Was müsste sich in Deutschland ändern, damit Bildung in der Gesellschaft einen höheren Stellenwert bekommt?
Köhler: Wir brauchen ein Klima der Bildungsbegeisterung in Deutschland. Ein Klima, in dem lebenslanges Lernen für die Menschen in unserem Land über den Schulabschluss, die Berufsausbildung oder den Studienabschluss hinaus ganz selbstverständlich ist; ein Klima, in dem Menschen erkennen, dass Bildung den eigenen Horizont erweitert und das Leben bereichert, dass Bildung – auch unabhängig von messbarem Nutzen – ein Wert an sich ist.

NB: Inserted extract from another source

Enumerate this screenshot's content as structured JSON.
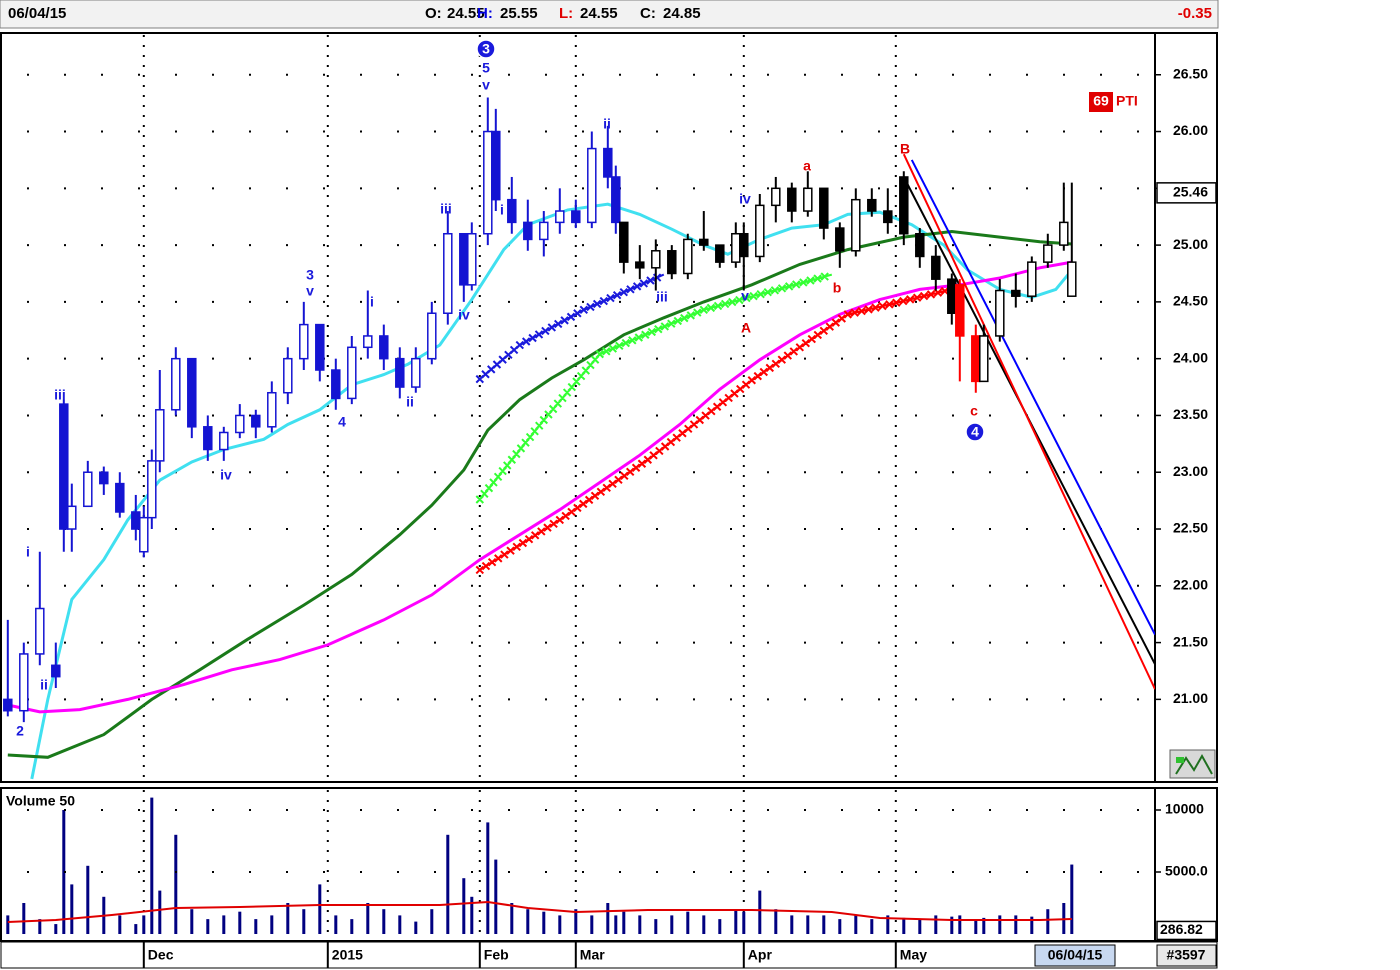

Wir brauchen mehr Anerkennung für die Menschen, die – ob als Erzieher, Lehrer oder auch als ehrenamtlich Tätige – andere auf ihrem Bildungsweg begleiten. Dazu gehören übrigens auch kompetente Buchhändlerinnen und Buchhändler. Und Lernende brauchen neben der Einsicht, dass Lernen bisweilen auch mühsam ist, die Aussicht, dass ihre Anstrengung sich lohnt. Gerade junge Menschen sollten die Erfahrung machen, dass sie gebraucht werden, dass nicht ihre Herkunft, sondern ihre Leistung über ihren Lebensweg entscheidet – dazu gehört, dass es ausreichend attraktive Ausbildungsplätze gibt: auch in Zeiten der Krise.

Sehen Sie die bundesdeutschen Schüler im europäischen und internationalen Vergleich für die Zukunft gerüstet? Was können wir besser machen?
Köhler: In Deutschland gibt es viele Schülerinnen und Schüler, die zur internationalen Spitzengruppe gehören. Aber wir wissen auch, dass noch immer viel zu viele junge Menschen die Schule ohne Abschluss verlassen oder trotz Abschluss über nur unzureichende Kompetenzen verfügen. Was schon seit Jahren erkannt und in aller Munde ist – die bessere individuelle Förderung, die auf den Einzelnen eingeht und niemanden zurücklässt – muss deshalb noch in viel stärkerem Maße den Alltag in den Schulen und Ausbildungsstätten in Deutschland prägen.